Several months later, because sf's biology text is buried in the cupboard and who cares about scientific accuracy, anyway?
And because these things are just irresistible..

fs : Sanzo! I want cavier on marmalade with mango chutney and jelly fish!
Sanzo : *gasping for breath* But I just got you the durians with whipped cream and parmesan cheese...
fs : But I don't want that any more! I want blueberries with red rice and a half boiled egg.
Sanzo : Look, can we talk about an abortion here? I don't want the baby--
fs : You don't want my baby? How could you not want my baby?
Sanzo : I'm not ready to be a father.
fs : But it's our baby!
Sanzo : Do you want it?
fs : Of course I want it! I also want luncheon meat with pepper corns and lemon rind and mozarella ice cream!
Sanzo : Doushite? Doushite?????!! (Because it's so much more fun to yell 'Doushite?!!' than 'Why?!!!' ^_____^)
fs : Because it's mine! And how could you even suggest an abortion? You're going to kill it! KILL IT IN COLD BLOOD! You... you horrible man! *bursts into tears*.
Sanzo : *wearing a sign reading 'I've slaughtered so many youkai I lost count along the way'* Alright, alright, calm down... before you drown all of us again!

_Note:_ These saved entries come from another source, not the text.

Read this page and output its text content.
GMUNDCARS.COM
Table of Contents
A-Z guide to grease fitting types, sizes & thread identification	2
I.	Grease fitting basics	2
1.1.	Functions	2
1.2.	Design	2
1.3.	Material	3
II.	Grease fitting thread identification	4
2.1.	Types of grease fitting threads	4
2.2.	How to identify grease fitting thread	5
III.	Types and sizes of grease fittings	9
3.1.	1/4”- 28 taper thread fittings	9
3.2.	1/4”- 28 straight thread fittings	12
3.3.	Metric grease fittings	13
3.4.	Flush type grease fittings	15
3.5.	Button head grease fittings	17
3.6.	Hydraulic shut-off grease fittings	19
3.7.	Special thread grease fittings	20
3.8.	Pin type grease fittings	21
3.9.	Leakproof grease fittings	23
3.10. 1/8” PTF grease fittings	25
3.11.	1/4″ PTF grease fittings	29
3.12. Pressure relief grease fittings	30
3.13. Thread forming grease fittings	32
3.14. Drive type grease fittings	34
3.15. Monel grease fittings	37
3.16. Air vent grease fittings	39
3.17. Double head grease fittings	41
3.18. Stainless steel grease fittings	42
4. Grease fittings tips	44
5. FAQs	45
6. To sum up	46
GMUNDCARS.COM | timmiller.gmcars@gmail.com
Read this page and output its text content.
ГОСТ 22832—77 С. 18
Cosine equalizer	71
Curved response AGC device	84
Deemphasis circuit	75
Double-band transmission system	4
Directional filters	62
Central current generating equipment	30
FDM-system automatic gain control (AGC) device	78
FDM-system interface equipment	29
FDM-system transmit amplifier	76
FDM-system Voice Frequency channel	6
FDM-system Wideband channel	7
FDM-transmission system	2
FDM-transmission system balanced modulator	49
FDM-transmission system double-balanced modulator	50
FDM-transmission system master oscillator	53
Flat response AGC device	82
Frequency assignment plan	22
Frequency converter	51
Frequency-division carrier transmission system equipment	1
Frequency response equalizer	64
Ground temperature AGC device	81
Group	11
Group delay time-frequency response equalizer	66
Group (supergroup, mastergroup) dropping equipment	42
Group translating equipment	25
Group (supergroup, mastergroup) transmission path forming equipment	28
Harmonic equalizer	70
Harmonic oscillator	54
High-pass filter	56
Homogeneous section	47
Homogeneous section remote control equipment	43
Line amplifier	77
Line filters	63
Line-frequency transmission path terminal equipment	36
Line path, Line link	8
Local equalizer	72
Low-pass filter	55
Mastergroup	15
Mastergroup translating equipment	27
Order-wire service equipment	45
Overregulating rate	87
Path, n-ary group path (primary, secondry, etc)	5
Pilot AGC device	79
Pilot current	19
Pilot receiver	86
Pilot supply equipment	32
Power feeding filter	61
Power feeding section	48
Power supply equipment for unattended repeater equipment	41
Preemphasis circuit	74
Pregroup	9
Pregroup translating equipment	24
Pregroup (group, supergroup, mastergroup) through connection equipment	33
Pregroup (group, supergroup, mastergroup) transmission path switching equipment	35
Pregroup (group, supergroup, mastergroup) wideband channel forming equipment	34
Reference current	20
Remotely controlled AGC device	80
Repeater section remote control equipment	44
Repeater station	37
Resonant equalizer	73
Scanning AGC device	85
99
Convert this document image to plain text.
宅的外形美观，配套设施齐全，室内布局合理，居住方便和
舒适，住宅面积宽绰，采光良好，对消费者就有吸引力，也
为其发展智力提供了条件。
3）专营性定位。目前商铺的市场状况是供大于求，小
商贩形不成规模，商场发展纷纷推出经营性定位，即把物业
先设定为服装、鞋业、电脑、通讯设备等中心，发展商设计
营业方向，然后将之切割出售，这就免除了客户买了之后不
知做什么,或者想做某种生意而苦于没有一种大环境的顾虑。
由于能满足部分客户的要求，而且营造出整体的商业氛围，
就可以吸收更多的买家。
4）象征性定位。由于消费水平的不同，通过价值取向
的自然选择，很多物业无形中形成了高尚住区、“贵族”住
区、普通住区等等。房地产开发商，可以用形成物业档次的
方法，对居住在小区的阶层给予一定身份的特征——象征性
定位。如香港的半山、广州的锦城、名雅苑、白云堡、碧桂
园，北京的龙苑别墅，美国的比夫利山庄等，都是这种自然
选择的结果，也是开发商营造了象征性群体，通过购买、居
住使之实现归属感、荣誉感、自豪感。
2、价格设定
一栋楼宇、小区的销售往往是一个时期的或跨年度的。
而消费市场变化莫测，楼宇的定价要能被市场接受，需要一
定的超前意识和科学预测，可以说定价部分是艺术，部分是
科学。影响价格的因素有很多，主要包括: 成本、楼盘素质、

sf : Fear not. I've improved the drainage.
Sanzo : But it's getting clogged up with durian with whipped cream and parmesan cheese.
sf : DAMN.

fs : You horrible man! Go get me broiled quail with shark's fins and pine cones!
Sanzo : That's not environmentally friendly, fs.
fs : I DON'T CARE! I want christmas pudding with marshmellow sauce and emu meat!!!!! And if you don't get it I'm going to KEEP SPEAKING IN CAPITALS!
Sanzo : *fleeing the scene* Right away!

***
TBC
***

Whaddya mean I only got _3_ reviews for the last chapter?! That's disasterous! I don't care that the chapter has barely been up for 8 hours... I demand MORE REVIEWS! Or I won't continue this fic! Gggrrrr!

sf : Where are my legions of adoring fans?! Reviews only I ask ! Let me write, then come! I summon you to the Stone of Erech!

(Quoted and mutilated from the Lord of the Rings.)

On a totally unrelated note, we must not forget to insert bOlD foNtS wItH sTuPiD cApItAlIzAtIoN iN tHe AuThOr nOtEs.